Some students are praising what Students for Fair Trade did Wednesday when members stormed into a Faculty Senate meeting demanding immediate change.
Alleging that Interim President John Rudley has ignored student concerns, the organization’s spokesman Timothy O’Brien led the way.
"We want the faculty and the University community to take a look at how John Rudley is running this university in a non-democratic manner," he said after Wednesday’s meeting.
As dramatic as this stunt was, some students believe that this is the only way the administrators will listen to the students.
What’s sad about this situation is that no clear solution is visible, but that could be said with any situation. Communication improvements are needed in almost every aspect of the campus, but what should students do for their voices to be heard?
Most of us don’t have the guts to storm into an official meeting. And to be honest, it doesn’t seem to be the most effective way for students to be taken seriously by University administrators, either.
Our campus is already so disconnected as is with it being a commuter school, and this divide between administrators and students only worsens the divide.
Of course, as students we’ll never be completely satisfied, but many aren’t even happy.
Granted, administrators have admitted a communication problem is prevalent, but the solutions are not as tangible as our day-to-day frustration.

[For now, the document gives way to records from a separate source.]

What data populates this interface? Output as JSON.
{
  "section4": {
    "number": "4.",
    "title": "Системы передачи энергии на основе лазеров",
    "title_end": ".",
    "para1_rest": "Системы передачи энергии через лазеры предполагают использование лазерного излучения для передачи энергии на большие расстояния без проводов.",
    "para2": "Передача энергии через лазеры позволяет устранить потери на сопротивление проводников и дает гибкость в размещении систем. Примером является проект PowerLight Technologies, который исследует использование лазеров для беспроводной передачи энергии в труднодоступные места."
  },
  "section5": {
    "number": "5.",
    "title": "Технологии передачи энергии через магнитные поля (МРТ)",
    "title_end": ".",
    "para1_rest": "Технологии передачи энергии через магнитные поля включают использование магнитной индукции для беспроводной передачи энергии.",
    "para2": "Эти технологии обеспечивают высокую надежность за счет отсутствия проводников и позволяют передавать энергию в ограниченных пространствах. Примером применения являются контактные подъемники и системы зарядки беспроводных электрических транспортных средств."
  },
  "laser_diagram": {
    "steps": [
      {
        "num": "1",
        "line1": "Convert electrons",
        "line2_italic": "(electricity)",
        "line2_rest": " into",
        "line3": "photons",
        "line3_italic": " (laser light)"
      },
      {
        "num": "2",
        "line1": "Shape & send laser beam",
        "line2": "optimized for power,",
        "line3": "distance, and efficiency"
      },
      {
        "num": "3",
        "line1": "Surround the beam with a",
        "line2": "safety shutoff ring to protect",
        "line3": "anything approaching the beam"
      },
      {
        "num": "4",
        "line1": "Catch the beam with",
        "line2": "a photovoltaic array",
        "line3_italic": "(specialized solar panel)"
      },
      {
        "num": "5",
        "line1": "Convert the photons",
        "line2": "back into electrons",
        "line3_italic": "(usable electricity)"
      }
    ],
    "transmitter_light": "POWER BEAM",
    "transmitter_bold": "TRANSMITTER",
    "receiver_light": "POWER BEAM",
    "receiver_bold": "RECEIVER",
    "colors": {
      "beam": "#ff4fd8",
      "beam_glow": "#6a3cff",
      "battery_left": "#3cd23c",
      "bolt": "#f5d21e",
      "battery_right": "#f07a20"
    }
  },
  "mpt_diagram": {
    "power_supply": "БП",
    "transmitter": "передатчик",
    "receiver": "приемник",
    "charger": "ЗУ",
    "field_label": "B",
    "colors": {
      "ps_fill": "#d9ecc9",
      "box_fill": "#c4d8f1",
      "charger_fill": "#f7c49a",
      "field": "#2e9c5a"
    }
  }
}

If anything, University officials shouldn’t shrug off this protest either, but see it as our state of mind.
If this is the only way we as students feel that we can be heard, what does that say about the system?
Problems with PeopleSoft 8.9 and with financial aid since the beginning of the semester have simply increased annoyance with how our University is set up.
Yes, organizations such as the Student Government Association are available for students to wield some power and have a voice on campus.
But how many people actually are involved or know who the officers are? Not many.
This problem is that which seems to plague our generation the most – apathy. So for those reasons, we applaud Student for Fair Trade for their efforts, but in the end, there must be a better way.
We want to encourage all students to truly get involved with the University, voice their opinions and work with the administration to find a solution that doesn’t include having to bust into a meeting every time.
Don’t we – not only as student but as a University – deserve at least that much interest?
Think about how much you’re investing by going here, and in the end, improvements have to be made. We want the administration to know that, but we also want the students to care enough to want it.